Mayor Martin J. Walsh, in his first address to executives from one of the city’s fastest-growing industries, said Wednesday that he would push to expand the life sciences sector in Boston but also work with other communities to fuel growth in the region.
“We are home to the best hospitals and universities,” Walsh told about 280 people jammed into the Omni Parker House ballroom for a breakfast hosted by the Massachusetts Biotechnology Council. “We have Vertex on the waterfront. We have Dana-Farber expanding in Longwood. And we need to continue that growth and expansion, not only in Boston, but in the region.”
Walsh’s tone contrasted with that of his predecessor, Thomas M. Menino, known for his aggressive Boston-first posture. Two years ago, when Cambridge considered changing zoning for several parcels near Central Square to discourage development there — including a planned expansion for Millennium Pharmaceuticals Inc. — the former mayor let Millennium know it would be welcome in Boston. (Cambridge officials ultimately decided to let the company’s expansion go forward.)
In his remarks at the MassBio event, the new mayor said the rapid growth of the life sciences cluster in Cambridge and other cities and towns benefits the entire region. He noted that Massachusetts startups drew about 20 percent of all US biomedical venture capital last year.
Walsh said he spoke with other mayors across the state Tuesday about “how do we regionally go out and attract businesses.” He added, “If it’s one of the other cities or towns that is able to grow its industry, it helps us all. It helps us all on the bottom line. So I’m going to work on that approach of what we can do as a region. I’m not going to look to Cambridge or Somerville to bring their businesses over here. I’m going to try to attract more businesses.”
But in a brief interview before the talk, he acknowledged his primary responsibility was to create jobs in Boston. Toward that end, Walsh, who took office earlier this month, said he would seek to enlarge the Innovation District on the South Boston Waterfront — a favorite project of Menino’s — but also to attract medical device manufacturing to spur employment and economic development in lower-income neighborhoods such as Roxbury and Mattapan. Walsh said he wants to enlist Roxbury Community College in that effort.

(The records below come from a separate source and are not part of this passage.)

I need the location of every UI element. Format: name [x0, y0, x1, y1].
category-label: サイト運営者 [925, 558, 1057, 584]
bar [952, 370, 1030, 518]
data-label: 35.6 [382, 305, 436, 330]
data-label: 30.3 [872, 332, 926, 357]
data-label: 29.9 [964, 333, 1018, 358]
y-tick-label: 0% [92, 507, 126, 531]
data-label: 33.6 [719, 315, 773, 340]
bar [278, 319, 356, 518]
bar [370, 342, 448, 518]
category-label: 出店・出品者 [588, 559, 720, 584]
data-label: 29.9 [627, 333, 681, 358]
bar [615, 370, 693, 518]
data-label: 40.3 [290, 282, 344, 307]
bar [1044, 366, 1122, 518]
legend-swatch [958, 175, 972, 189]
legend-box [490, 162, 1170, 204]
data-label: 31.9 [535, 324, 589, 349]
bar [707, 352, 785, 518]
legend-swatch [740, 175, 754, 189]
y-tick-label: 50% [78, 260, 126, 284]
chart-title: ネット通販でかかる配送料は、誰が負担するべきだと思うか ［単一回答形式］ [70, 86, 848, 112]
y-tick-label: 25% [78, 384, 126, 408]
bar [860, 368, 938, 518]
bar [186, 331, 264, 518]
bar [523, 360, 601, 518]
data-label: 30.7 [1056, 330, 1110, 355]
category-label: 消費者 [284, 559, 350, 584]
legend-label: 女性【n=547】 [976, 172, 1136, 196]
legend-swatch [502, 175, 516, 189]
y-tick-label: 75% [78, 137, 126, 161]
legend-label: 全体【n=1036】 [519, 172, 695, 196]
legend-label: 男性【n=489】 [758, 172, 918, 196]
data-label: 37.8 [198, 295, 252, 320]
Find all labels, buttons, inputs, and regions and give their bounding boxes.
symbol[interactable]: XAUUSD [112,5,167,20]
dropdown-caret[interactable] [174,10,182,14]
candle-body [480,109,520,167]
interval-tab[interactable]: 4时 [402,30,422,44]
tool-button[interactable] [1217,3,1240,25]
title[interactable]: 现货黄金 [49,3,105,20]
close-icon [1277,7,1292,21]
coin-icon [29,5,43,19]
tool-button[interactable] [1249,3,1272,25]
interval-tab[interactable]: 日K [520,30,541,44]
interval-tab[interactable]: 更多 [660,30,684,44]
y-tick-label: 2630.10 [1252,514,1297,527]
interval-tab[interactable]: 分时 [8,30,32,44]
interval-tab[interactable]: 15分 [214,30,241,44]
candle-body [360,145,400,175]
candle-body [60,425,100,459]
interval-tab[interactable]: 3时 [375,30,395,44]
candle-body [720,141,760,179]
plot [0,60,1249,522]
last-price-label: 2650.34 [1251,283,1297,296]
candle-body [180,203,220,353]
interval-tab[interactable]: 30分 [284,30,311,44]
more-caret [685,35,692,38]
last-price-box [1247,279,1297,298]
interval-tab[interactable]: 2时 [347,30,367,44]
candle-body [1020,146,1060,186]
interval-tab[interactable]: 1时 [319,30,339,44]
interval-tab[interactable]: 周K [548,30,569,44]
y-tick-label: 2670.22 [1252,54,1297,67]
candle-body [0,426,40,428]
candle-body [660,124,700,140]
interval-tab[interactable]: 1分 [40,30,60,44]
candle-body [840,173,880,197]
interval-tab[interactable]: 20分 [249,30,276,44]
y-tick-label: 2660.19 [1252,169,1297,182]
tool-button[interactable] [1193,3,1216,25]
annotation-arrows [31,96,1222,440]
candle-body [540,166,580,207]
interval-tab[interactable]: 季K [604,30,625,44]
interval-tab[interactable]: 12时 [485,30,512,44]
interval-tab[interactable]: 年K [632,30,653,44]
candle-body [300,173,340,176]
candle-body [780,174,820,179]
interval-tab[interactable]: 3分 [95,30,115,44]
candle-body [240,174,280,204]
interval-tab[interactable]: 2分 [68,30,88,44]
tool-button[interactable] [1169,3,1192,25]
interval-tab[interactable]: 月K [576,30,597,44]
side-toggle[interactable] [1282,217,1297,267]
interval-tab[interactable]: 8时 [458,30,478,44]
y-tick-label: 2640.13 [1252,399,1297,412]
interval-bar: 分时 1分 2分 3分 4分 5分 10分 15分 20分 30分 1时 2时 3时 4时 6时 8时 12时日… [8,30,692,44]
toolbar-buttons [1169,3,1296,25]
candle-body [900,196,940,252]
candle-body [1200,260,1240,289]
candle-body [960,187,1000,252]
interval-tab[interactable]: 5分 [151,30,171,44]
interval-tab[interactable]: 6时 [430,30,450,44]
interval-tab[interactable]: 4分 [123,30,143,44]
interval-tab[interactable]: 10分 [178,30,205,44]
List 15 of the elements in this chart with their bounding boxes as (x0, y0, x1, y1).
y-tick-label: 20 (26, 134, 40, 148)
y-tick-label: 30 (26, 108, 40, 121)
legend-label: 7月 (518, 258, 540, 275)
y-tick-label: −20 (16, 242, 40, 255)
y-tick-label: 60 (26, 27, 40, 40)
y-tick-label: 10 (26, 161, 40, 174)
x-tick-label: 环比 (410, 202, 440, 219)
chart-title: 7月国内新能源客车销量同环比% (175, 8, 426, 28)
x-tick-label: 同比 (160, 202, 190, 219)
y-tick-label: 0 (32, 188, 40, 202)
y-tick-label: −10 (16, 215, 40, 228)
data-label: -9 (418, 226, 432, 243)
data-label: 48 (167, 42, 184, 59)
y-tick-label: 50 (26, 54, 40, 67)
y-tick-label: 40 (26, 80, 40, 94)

The mayor said he has begun talking with MassBio president Robert K. Coughlin, a longtime friend and former colleague in the state Legislature, about putting together a team of business and government leaders to press the medical-gear manufacturing initiative.
“I’m ready to move forward with this partnership,” Walsh told the executives. “You certainly have my commitment to work both here in Boston and in Washington, D.C., to attract funds” for medical research at biotechs and hospitals.
Coughlin, in his introductory remarks, said Massachusetts remains the world leader in biomedical research and development, with 2 million square feet of laboratory space under construction. But he also warned that “we face competition” from states like New York and Texas, and from China, which is spending $300 billion to promote biomedical innovation.
MassBio chairman Geoff MacKay, chief executive of Canton regenerative medicine company Organogenesis Inc., said the industry faces a tougher challenge from government and private payers as state and federal government officials work to contain health costs.
“We’re making tremendous bets on science,” MacKay said. “What we need is a transparent, predictable regulatory, intellectual property, and reimbursement environment.”